Without using the word endorse, House Speaker Paul Ryan announced in a newspaper op-ed Thursday that he will be voting for presumptive Republican presidential nominee Donald Trump in November. He said he feels confident that a President Trump would carry out the Republican policy agenda.
Last month, I raised the question of whether Trump would follow the politically risky healthcare policy path Ryan has blazed on Medicare, Medicaid and other big issues.
The House speaker apparently has concluded that he would.
Ryan has spearheaded a series of partisan House budget outlines that would significantly restructure Medicare and Medicaid and sharply reduce federal spending on those two programs. The Wisconsin Republican wants to convert Medicare into a defined-contribution, voucher-style program and change Medicaid into a capped state block grant program. Some experts say the plan would impose significantly higher costs on seniors.
But from the start of his presidential campaign last year, Trump repeatedly has promised he would not touch Medicare, Medicaid or Social Security, and has blasted Ryan for proposing to cut entitlements. “He's so anti-Medicare, Medicaid, Social Security,” Trump said of Ryan last fall.
Then, just before Trump held a big peace pow-wow with Ryan last month, his chief policy adviser, Sam Clover, signaled that Trump is open to the Ryan agenda on cutting and restructuring the nation's popular social insurance programs. “After the (Trump) administration has been in place, then we will start to take a look at all of the programs, including entitlement programs like Social Security and Medicare,” said Clovis, an economist who previously has backed Ryan-style restructuring of these programs.
Clovis said that while a President Trump would not seek any immediate changes in the social insurance programs, “we have to start taking a look not just at Medicare and Social Security but every program we have out there, because the budgetary discipline that we've shown over the last 84 years has been horrible.” The Trump adviser suggested that Trump might consider entitlement cuts after a few years of seeing the results of his tax reform plan and other fiscal policies.
That may have been part of the reason Ryan issued his lukewarm statement of support Thursday. “The House policy agenda has been the main focus of our dialogue,” Ryan wrote. “We've talked about the common ground this agenda can represent. We've discussed how the House can be a driver of policy ideas. We've talked about how important these reforms are to saving our country…. Through these conversations, I feel confident he would help us turn the ideas in this agenda into laws to help improve people's lives.”
Prior to Clovis' statement, there was general agreement among political experts that Trump probably wouldn't say anything during the campaign about entitlement reform, which likely Democratic nominee Hillary Clinton would use as powerful ammunition against him with older voters.
“Trump needs a very large portion of the over-60 vote, and he's not going to go near any change in Social Security or Medicare,” Robert Blendon, a professor of health policy and political analysis at the Harvard School of Public Health, said last month. “He has said one of the reasons Mitt Romney lost in 2012 is because he took up Ryan's proposal. He'll say flat out that the Ryan plan isn't where he's going.”
Nevertheless, it's expected that a House policy task force convened by Ryan to develop a healthcare policy proposal before the GOP convention in July will include Medicare and Medicaid restructuring as well as full repeal of the Affordable Care Act.
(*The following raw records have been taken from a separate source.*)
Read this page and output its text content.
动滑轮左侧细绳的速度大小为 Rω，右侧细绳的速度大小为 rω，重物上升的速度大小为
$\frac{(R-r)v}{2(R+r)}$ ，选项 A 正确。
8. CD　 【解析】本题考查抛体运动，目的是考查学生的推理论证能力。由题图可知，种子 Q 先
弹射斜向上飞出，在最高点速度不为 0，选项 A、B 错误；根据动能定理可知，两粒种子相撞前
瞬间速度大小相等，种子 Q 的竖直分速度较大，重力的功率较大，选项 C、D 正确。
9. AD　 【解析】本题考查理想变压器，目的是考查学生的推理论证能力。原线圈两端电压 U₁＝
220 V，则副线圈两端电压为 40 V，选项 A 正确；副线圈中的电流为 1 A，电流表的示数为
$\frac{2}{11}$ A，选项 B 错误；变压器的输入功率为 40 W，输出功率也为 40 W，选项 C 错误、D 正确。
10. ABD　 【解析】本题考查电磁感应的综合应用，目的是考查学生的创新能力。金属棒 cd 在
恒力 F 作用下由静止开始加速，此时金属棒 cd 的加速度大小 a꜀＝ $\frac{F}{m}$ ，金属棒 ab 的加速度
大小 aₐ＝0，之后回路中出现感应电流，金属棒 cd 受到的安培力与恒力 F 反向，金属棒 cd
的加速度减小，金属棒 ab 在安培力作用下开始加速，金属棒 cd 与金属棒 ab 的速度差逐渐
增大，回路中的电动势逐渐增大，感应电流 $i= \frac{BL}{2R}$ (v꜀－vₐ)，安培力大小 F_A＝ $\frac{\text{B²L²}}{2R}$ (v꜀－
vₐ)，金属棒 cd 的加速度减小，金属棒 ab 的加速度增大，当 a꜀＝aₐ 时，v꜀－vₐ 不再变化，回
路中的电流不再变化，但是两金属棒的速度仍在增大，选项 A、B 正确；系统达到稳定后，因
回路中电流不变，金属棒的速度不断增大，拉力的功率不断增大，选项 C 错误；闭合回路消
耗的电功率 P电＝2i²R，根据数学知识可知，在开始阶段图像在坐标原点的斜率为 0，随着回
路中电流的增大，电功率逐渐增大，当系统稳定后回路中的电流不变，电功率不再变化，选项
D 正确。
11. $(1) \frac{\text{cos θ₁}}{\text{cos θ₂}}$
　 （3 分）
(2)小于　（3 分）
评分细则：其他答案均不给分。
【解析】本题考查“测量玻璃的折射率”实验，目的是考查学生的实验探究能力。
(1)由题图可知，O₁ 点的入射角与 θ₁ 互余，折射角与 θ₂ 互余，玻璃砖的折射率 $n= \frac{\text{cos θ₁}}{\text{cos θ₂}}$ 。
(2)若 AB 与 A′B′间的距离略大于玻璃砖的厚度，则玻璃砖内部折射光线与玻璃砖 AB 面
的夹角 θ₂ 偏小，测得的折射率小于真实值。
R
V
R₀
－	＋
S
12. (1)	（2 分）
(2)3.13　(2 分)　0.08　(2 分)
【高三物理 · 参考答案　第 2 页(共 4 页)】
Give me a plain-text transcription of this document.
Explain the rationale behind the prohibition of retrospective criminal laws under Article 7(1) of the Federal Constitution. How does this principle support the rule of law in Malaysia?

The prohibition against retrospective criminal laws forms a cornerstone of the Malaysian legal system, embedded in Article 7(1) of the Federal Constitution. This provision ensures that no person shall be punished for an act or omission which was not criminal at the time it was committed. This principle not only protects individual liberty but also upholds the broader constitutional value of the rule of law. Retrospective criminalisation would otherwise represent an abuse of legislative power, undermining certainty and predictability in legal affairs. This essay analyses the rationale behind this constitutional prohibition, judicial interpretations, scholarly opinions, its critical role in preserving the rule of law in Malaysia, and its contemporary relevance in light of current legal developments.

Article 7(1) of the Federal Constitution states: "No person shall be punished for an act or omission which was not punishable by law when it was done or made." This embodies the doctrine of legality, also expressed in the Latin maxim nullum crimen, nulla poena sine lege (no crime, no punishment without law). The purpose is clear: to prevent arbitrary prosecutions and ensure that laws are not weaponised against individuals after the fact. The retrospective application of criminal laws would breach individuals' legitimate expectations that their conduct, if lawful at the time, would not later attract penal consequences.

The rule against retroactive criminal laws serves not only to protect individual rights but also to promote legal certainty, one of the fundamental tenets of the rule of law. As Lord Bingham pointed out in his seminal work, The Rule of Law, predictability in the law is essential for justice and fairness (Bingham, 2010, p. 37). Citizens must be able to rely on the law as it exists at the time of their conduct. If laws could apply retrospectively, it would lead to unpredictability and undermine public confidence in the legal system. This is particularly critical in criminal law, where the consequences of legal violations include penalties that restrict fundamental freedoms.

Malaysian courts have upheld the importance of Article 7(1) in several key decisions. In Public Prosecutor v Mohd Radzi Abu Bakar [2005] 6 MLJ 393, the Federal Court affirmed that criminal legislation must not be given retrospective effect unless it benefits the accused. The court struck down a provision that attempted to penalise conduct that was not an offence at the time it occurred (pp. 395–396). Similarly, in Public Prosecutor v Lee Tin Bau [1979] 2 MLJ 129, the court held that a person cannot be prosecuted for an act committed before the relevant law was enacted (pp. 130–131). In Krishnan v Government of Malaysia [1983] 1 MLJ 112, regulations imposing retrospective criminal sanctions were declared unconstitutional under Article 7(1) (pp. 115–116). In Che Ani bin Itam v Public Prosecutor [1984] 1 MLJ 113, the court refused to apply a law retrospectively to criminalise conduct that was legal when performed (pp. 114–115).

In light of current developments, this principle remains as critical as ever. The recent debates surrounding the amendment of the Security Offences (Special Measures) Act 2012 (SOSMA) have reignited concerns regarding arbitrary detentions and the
“For me, it's a question of how to move ahead on the ideas that I—and my House colleagues—have invested so much in through the years,” Ryan wrote in his Thursday op-ed piece. “It's not just a choice of two people, but of two visions for America. And House Republicans are helping shape that Republican vision by offering a bold policy agenda, by offering a better way ahead. Donald Trump can help us make it a reality.”
Democratic strategists are likely reheating their Medi-scare ad campaigns from previous elections, warning older voters about the possibility of Trump going after their beloved Medicare and Social Security benefits. Ryan's words will add weight to those warnings. “If I were a Democrat running for Congress, I would try to make the election about the Ryan plan,” Blendon said.